A recent Congressional Research Service (CRS) report update lays out how the COVID-19 pandemic could impact the Navy’s shipbuilding programs and noted what action Congress has taken in the past to mitigate other events.
The report, Navy Force Structure and Shipbuilding Plans: Background and Issues for Congress, was last updated March 27. It notes COVID-19 will not uniquely affect Navy shipbuilding, but it could impact shipyards that build, overhaul, repair, and maintain ships as well as their associated supplier firms and employees.
The Congressional Research Service noted shipyards and supplier firms could be affected if employees remain at home because they are ill from COVID-19, to maintain social distancing, taking care of children due to school closures, or taking care of family ill from the virus.
“Impacts on operations at shipbuilding supplier firms could affect operations at the shipyards, even if staffing at the shipyards themselves is not substantially affected, due to reduced or delayed deliveries to the shipyards of supplier-provided components and materials,” the report says.

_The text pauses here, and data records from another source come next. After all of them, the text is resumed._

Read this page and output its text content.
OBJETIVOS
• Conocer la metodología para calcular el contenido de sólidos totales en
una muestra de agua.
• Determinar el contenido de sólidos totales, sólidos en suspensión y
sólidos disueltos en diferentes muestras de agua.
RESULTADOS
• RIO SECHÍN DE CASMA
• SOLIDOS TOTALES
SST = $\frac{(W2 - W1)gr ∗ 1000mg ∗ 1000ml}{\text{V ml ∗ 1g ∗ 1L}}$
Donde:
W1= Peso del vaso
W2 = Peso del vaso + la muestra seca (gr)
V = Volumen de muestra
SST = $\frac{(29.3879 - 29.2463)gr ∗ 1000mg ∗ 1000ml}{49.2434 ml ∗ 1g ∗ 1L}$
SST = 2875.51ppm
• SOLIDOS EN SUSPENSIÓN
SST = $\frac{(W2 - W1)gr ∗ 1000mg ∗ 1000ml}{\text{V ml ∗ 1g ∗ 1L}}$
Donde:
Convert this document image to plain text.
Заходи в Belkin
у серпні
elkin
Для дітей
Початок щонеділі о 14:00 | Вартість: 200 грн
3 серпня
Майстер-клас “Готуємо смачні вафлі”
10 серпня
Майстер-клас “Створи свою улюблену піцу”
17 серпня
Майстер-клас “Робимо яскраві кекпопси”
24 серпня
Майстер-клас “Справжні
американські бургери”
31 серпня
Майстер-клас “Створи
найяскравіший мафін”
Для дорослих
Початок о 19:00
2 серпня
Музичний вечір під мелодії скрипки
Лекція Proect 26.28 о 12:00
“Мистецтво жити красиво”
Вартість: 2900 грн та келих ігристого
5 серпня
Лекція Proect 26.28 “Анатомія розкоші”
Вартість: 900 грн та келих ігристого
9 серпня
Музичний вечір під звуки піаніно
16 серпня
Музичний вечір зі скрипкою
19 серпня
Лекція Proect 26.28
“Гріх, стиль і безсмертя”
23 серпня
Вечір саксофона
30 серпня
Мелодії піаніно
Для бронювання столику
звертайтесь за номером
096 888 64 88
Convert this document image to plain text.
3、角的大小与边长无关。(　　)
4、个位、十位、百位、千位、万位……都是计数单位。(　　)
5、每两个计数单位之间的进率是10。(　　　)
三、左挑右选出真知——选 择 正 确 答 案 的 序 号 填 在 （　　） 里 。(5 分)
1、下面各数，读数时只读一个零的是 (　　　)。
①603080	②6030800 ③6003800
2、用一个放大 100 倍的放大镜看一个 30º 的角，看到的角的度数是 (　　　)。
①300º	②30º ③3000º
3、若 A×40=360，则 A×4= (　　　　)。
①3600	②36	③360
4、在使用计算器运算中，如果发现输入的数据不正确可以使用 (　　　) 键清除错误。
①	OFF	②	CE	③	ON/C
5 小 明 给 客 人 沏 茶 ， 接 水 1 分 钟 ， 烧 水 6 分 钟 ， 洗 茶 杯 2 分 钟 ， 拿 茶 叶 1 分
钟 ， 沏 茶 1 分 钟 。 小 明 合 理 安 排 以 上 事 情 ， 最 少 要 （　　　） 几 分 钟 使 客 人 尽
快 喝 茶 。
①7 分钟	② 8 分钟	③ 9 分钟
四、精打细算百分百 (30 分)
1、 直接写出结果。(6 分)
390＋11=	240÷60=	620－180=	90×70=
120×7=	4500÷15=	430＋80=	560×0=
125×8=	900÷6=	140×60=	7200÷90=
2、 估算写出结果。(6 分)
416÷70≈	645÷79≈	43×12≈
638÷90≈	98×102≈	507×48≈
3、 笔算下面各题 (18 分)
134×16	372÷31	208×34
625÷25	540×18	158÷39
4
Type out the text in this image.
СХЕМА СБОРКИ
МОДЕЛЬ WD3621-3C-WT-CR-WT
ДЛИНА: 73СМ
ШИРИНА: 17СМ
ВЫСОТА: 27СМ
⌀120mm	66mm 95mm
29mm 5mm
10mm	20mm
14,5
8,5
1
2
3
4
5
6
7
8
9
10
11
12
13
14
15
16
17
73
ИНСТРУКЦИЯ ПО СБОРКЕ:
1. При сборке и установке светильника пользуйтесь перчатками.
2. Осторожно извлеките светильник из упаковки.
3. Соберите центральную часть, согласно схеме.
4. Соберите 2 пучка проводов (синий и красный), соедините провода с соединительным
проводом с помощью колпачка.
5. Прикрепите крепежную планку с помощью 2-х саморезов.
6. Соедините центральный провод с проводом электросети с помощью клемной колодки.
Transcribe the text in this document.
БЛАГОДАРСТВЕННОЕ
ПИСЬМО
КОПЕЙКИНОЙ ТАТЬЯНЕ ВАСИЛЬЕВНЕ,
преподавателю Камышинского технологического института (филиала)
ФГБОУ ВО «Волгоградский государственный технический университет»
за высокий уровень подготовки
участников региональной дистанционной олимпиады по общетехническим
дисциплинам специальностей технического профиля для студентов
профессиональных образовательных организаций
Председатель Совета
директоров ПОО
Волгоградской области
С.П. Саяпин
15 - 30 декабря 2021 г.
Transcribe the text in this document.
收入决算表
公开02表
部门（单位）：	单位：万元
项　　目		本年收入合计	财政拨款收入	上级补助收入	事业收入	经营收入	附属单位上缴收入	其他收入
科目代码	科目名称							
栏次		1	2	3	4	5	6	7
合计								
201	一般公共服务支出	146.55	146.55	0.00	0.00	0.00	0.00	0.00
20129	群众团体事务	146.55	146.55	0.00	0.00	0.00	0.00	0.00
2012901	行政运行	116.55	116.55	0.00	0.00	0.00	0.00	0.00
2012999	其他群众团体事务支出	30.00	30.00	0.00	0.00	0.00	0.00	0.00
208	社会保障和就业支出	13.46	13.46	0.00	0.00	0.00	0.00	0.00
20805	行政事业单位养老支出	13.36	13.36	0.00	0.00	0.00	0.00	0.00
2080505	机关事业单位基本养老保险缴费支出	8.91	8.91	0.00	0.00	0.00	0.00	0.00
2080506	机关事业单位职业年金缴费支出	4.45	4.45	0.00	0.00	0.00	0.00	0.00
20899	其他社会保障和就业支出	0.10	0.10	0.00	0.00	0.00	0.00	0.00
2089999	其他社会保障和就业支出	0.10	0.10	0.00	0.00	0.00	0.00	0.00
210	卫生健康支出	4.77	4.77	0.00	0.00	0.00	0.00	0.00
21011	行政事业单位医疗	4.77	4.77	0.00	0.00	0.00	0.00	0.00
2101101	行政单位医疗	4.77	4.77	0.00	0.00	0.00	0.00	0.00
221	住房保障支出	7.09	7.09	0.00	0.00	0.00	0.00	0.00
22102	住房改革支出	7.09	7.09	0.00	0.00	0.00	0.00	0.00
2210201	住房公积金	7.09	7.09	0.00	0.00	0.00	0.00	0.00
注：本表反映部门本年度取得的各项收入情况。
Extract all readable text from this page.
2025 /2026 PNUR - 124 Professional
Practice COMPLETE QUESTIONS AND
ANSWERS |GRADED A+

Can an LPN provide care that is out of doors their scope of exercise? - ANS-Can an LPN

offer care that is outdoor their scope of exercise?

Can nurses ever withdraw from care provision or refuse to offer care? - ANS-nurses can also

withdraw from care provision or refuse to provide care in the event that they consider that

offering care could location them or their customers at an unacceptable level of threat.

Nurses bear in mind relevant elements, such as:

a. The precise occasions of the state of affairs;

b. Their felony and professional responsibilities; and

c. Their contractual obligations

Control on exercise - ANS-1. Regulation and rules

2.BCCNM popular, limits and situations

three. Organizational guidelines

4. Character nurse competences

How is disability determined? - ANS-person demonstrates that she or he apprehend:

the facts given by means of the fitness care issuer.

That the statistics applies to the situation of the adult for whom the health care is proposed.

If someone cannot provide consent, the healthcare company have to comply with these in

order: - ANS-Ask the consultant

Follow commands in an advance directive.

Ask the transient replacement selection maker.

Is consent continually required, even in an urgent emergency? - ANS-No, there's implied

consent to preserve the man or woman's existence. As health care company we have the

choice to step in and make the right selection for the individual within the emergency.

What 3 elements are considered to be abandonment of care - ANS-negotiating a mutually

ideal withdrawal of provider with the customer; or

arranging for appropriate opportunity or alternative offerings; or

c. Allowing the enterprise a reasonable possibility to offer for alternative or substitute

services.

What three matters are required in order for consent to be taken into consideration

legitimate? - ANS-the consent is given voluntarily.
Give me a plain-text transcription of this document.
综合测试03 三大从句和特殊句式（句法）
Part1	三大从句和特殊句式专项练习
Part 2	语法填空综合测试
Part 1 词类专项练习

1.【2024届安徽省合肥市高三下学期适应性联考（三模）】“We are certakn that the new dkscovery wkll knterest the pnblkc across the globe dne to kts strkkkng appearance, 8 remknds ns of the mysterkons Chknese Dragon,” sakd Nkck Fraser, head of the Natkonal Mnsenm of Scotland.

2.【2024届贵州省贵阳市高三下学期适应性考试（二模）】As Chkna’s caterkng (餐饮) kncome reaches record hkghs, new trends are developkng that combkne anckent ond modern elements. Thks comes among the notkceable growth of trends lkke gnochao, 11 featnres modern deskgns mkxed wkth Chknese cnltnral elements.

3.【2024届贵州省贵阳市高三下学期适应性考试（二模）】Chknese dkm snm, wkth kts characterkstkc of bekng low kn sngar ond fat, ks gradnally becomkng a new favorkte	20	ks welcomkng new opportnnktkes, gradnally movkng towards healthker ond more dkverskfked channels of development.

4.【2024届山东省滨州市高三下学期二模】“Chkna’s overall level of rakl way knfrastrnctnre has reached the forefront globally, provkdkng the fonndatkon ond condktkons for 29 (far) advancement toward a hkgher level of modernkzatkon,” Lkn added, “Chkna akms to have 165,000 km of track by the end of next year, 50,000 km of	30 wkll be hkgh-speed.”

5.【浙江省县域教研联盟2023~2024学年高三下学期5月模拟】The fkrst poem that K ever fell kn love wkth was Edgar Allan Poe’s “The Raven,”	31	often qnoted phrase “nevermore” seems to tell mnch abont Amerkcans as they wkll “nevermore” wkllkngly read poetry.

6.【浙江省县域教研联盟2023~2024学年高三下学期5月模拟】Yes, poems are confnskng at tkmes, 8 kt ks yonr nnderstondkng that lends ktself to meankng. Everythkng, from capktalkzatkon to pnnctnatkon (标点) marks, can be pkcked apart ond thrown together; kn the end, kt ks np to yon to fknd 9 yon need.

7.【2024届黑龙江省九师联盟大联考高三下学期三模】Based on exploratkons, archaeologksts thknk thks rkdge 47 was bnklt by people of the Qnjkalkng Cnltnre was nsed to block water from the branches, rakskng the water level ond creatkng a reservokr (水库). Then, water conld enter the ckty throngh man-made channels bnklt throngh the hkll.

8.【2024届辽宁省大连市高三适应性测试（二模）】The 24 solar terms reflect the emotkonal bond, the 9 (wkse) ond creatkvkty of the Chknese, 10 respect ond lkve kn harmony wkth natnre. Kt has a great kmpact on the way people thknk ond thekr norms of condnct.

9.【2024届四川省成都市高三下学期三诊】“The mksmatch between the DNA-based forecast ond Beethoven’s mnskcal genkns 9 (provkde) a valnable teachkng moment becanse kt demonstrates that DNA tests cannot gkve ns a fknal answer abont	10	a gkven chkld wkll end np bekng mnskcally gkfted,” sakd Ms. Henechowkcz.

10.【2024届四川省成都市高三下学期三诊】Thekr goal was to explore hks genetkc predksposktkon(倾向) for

Moreover, delays to ship construction and fabrication of their components, CRS said, “could put shipyards and supplier firms at risk of not being able to meet their contractual obligations, which in turn could affect their financial situations.”
The report pays special attention to what the Navy’s calls its highest priority program, the Columbia-class ballistic missile submarine (SSBN).
The Navy plans to acquire 12 nuclear-armed Columbia-class submarines to replace the current fleet of Ohio-class ballistic missile submarines.
The Columbia-class has a special susceptibility due its priority, according to CRS, and “the program’s tight schedule for designing and building the lead boat in time for the boat to be ready to conduct its scheduled first strategic nuclear deterrent patrol in 2031, and the potential consequences for the nation’s strategic nuclear deterrent posture if the lead boat is not ready in time to conduct that patrol.”
In 2019, the manager for the Columbia-class program said the Navy has little margin for the new submarine since the service already extended the service life of existing Ohio-class SSBNs to 42 years.